On the eve of the Booker longlist announcement, critic M.A. Orthofer went on at some length flogging one of his favorite horses: Transparency and the Man Booker Prize. So…what of transparency and the Arabic-language prize affiliated with the Booker?

There were more novels in contention for the 2012 Booker (at least 147) than there have been for past International Prizes for Arabic Fiction (IPAFs). But we don’t know which 147, just as we don’t know which novels have been in contention for the IPAF.

We do know the names of a few of the titles, as some publishers announce which titles they’ve submitted: Dar Merit, for instance, and Kotob Khan Books. And we do know a few that aren’t in contention, because some novelists announce that they refuse to be in the running (and authors must “sign off” on being submitted).

We also can guess that, in the early years of the IPAF, publishers submitted very few books by women.

I had asked prize administrator Fleur Montanaro about the lack of transparency, once upon a time. She said:

I think partly it’s so that authors, you know, who are not nominated don’t lose face, as such. And I think actually a lot of authors would prefer that, actually, not to be known. They might be disappointed. That’s one reason.

Orthofer disagrees. He writes:

It seems pretty obvious to me that, in claiming to judge anything, the least you can do is acknowledge who, or what you’re actually judging. The Man Booker folk (and many other literary prizes) fudge this by focusing on their ‘we’re-judging-the-best-book’-claim — without ever revealing what their starting point is.
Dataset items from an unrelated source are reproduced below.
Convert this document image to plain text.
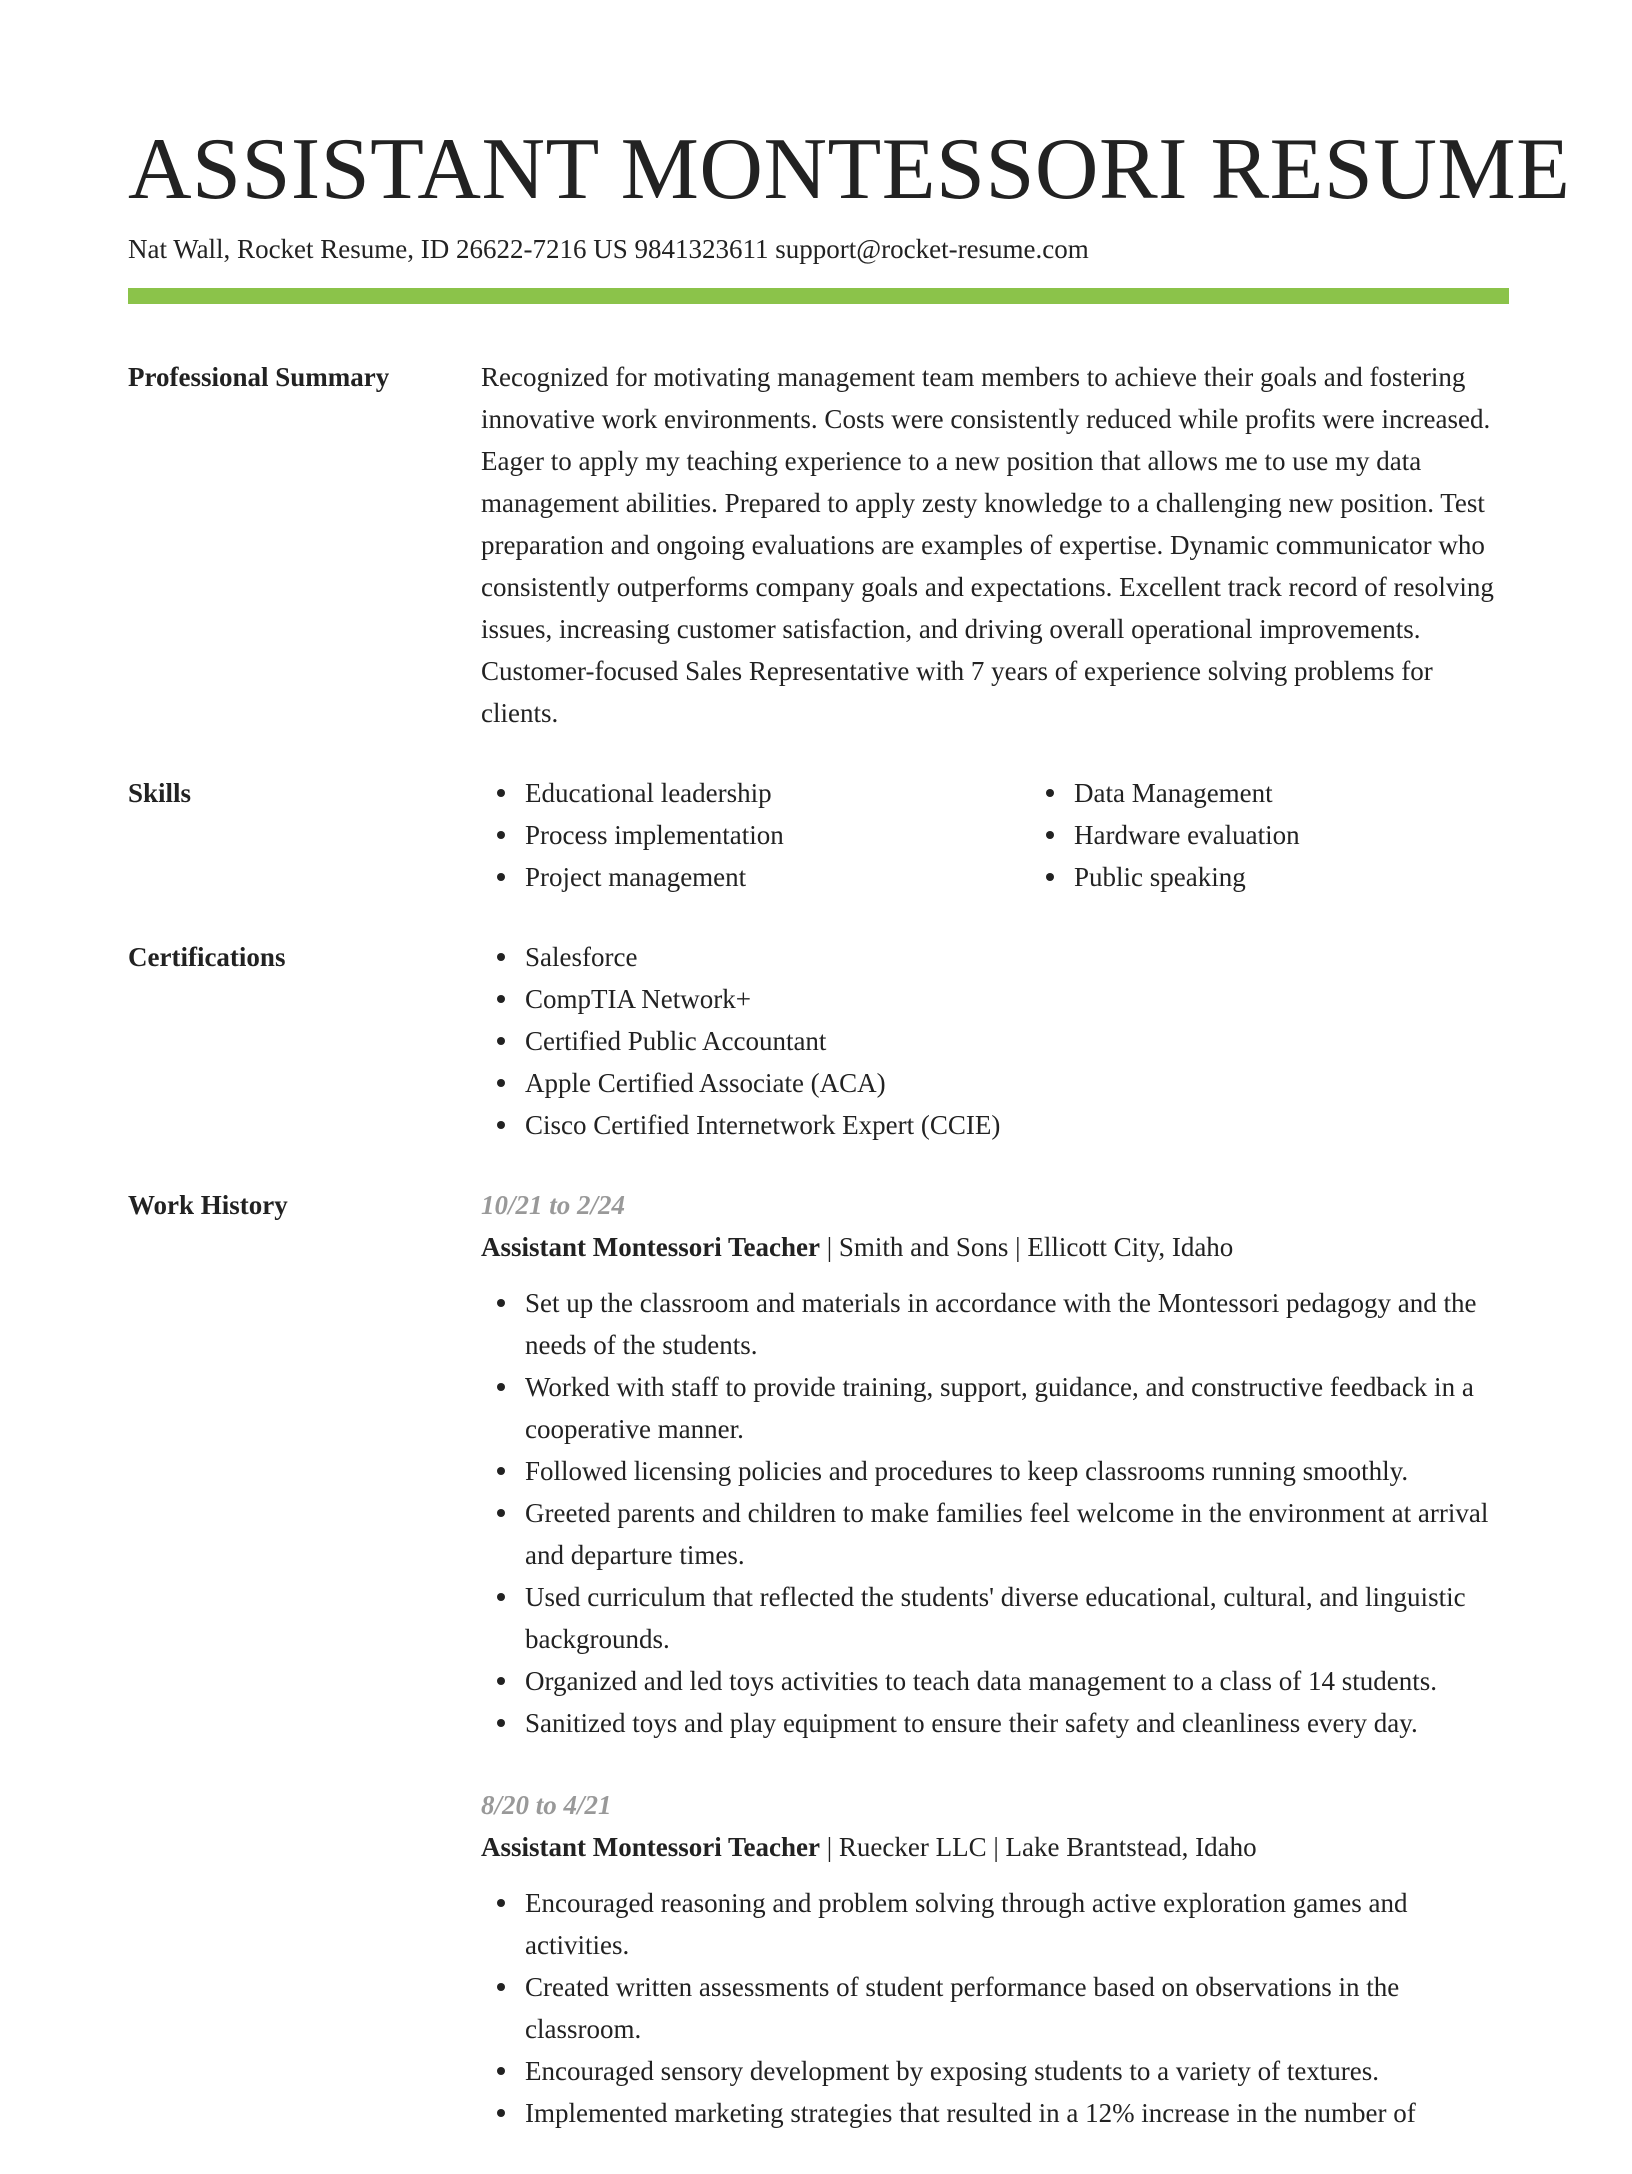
ASSISTANT MONTESSORI RESUME
Nat Wall, Rocket Resume, ID 26622-7216 US 9841323611 support@rocket-resume.com
Professional Summary	Recognized for motivating management team members to achieve their goals and fostering innovative work environments. Costs were consistently reduced while profits were increased. Eager to apply my teaching experience to a new position that allows me to use my data management abilities. Prepared to apply zesty knowledge to a challenging new position. Test preparation and ongoing evaluations are examples of expertise. Dynamic communicator who consistently outperforms company goals and expectations. Excellent track record of resolving issues, increasing customer satisfaction, and driving overall operational improvements. Customer-focused Sales Representative with 7 years of experience solving problems for clients.

Skills	Educational leadership
Process implementation
Project management
Data Management
Hardware evaluation
Public speaking
Certifications	Salesforce
CompTIA Network+
Certified Public Accountant
Apple Certified Associate (ACA)
Cisco Certified Internetwork Expert (CCIE)
Work History	10/21 to 2/24
Assistant Montessori Teacher | Smith and Sons | Ellicott City, Idaho
Set up the classroom and materials in accordance with the Montessori pedagogy and the needs of the students.
Worked with staff to provide training, support, guidance, and constructive feedback in a cooperative manner.
Followed licensing policies and procedures to keep classrooms running smoothly.
Greeted parents and children to make families feel welcome in the environment at arrival and departure times.
Used curriculum that reflected the students' diverse educational, cultural, and linguistic backgrounds.
Organized and led toys activities to teach data management to a class of 14 students.
Sanitized toys and play equipment to ensure their safety and cleanliness every day.
8/20 to 4/21
Assistant Montessori Teacher | Ruecker LLC | Lake Brantstead, Idaho
Encouraged reasoning and problem solving through active exploration games and activities.
Created written assessments of student performance based on observations in the classroom.
Encouraged sensory development by exposing students to a variety of textures.
Implemented marketing strategies that resulted in a 12% increase in the number of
The Man Booker is a particularly egregious case of misrepresentation, since they, at this time, only allow each publisher to submit two titles — when, obviously, many publishers have many more titles that should or could be in the running.

Now, with the IPAF, each publisher gets three (not two), although judges have acknowledged that this is problematic: A giant publishing house like Dar el Shorouk gets three submissions, and they might have 10 very good titles. A tiny publishing house like Dar el Whatchamacallit also gets three, and maybe they only published three books in total, two of them by the publisher’s brother-in-law.

As with the Man Booker, IPAF judges also can “call in” extra books, although the motivation to do this has to be fairly low, since they’re already getting eye twitches from so much reading.

Orthofer notes, “Amazingly, transparency isn’t very popular. Few literary prizes allow it.” He cites a few literary prizes that do — the Guardian first book award, the Canadian Governor General’s awards, the IMPAC, the Best Translated Book Award.

Are those better prizes? Do they find better books? Well, I don’t know about that.

Would it put off authors if their books were listed as “in contention” for the IPAF? Surely it would for some; some are already uncomfortable with the idea of a horse-race literary prize.

Is there a value to transparency, to knowing what is being (and not being) considered for the prizes? Sure, yes, certainly.